Die Bestandserhaltung bei Konfessionslosen ist dagegen extrem stark. 92 Prozent der ursprünglich Konfessionslosen blieben das weiterhin. „Einmal konfessionslos, wahrscheinlich für immer konfessionslos“, sagte Jacobi. Wer heute in Deutschland religiös ist, ist es mit hoher Wahrscheinlichkeit im Kontext von Kirche. Insgesamt hat die KMU kaum „religious switching“ festgestellt, also Wanderung von einer Konfession zu einer anderen. Als möglichen Grund für den Schwund führte Jacobi gesellschaftliche Trends wie Säkularisierung, Individualisierung und Pluralisierung an. Die sinkende Bindungskraft der Kirchen ist einerseits einer allgemein nachlassenden Vertrauensbereitschaft gegenüber Institutionen aller Art geschuldet, andererseits der abnehmenden Religiosität. Weniger Einfluss hätten Skandale in der Kirche – die wirkten allenfalls verstärkend.

Die Annahme, dass individualisierte Spiritualität als alternative Form der Religion die Kirchen ersetzt, hat die KMU nicht bestätigt. „Alternative Religiosität nimmt stärker ab als die Religiosität, die kirchlich gebunden ist. Das heißt, kirchliche Religiosität hat eine stärkere Bestandserhaltung als der Glaube an Wahrsager“, sagte Jacobi.

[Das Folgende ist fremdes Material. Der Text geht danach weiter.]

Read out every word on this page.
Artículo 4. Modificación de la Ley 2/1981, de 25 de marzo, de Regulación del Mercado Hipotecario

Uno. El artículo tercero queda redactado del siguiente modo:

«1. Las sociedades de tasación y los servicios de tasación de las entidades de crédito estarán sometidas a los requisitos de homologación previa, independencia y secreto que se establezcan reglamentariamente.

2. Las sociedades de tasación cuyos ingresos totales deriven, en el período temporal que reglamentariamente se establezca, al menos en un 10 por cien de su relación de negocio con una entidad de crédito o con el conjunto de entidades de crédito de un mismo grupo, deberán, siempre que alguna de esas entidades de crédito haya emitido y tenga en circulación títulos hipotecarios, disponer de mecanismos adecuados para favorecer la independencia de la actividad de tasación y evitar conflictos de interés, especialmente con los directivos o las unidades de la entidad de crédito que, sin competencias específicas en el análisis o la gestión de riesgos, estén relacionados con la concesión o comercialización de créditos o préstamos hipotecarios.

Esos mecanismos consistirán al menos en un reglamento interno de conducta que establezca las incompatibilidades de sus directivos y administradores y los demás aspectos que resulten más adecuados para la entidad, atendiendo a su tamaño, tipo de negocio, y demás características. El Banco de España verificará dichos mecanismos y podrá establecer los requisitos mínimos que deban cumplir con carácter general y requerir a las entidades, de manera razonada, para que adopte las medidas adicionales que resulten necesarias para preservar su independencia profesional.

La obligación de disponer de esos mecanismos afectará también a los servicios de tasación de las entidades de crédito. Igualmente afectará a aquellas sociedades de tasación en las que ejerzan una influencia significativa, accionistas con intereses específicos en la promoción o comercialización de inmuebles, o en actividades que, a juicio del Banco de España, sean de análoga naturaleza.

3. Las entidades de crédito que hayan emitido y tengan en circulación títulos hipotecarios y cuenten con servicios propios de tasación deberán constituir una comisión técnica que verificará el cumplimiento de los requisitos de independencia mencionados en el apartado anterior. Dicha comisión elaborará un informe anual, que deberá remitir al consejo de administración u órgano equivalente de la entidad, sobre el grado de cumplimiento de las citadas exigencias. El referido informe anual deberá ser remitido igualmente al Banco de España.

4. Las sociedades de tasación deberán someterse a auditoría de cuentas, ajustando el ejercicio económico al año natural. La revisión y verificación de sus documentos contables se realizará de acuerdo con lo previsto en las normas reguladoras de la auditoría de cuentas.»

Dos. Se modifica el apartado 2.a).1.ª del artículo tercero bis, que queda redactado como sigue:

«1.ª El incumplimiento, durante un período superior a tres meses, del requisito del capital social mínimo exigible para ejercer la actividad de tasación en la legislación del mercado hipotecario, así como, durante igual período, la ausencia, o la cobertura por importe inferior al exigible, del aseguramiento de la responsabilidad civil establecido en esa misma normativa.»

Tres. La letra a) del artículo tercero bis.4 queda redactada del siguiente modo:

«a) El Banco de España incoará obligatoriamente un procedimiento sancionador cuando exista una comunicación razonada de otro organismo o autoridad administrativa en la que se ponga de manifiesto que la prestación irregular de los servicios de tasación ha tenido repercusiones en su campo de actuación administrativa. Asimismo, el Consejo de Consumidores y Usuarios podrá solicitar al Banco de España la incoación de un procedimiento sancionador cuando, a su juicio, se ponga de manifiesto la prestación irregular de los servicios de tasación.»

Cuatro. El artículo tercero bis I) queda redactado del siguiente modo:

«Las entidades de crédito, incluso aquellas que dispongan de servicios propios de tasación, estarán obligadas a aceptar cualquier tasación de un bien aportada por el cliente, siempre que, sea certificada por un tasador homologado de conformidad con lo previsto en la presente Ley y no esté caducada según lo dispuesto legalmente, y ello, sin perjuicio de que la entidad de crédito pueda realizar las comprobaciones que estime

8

Während Religiosität sinke, könne keine alternative Option wirklich Fuß fassen.

Gleiche Profile bei Evangelischen und Katholischen

Die KMU zeigt zudem, dass zwischen evangelischen und katholischen Kirchenmitgliedern kaum mehr Unterschiede zu finden sind. „Es gibt keine spezifischen konfessionellen Profile mehr unter den jeweiligen Kirchenmitgliedern, die wir in früheren Studien durchaus noch feststellen konnten“, erklärte Edgar Wunder vom Sozialwissenschaftlichen Institut der EKD. Als Beispiel führte Wunder die Häufigkeit des Betens an. Die sei bei evangelischen als auch bei den katholischen Kirchenmitgliedern nahezu gleich. Die Daten zeigten ein „Abschleifen“ der konfessionellen Profile. „Katholische und evangelische Kirchenmitglieder unterscheiden sich nicht hinsichtlich ihrer Auffassung, was jetzt zum Christsein dazugehört.“

Die Studie legt zudem offen, dass sich die Kirchen mit großen Erwartungen an Reformen beschäftigen müssen. Bei den Katholischen sind 96 Prozent der Befragten der Auffassung, dass sich ihre Kirche grundlegend verändern muss, wenn sie eine Zukunft haben will. Bei den Evangelischen sind es 80 Prozent, die grundlegende Veränderungen erwarten. Bei den Evangelischen sind 78 Prozent der Kirchenmitglieder der Auffassung, dass die Veränderungen ihrer Kirche in den letzten Jahren bereits in die richtige Richtung ging. Bei den Katholischen vertritt weniger als die Hälfte (49 Prozent) der Kirchenmitglieder diese Auffassung. Die Veränderungen gingen den Kirchenmitgliedern noch nicht weit genug.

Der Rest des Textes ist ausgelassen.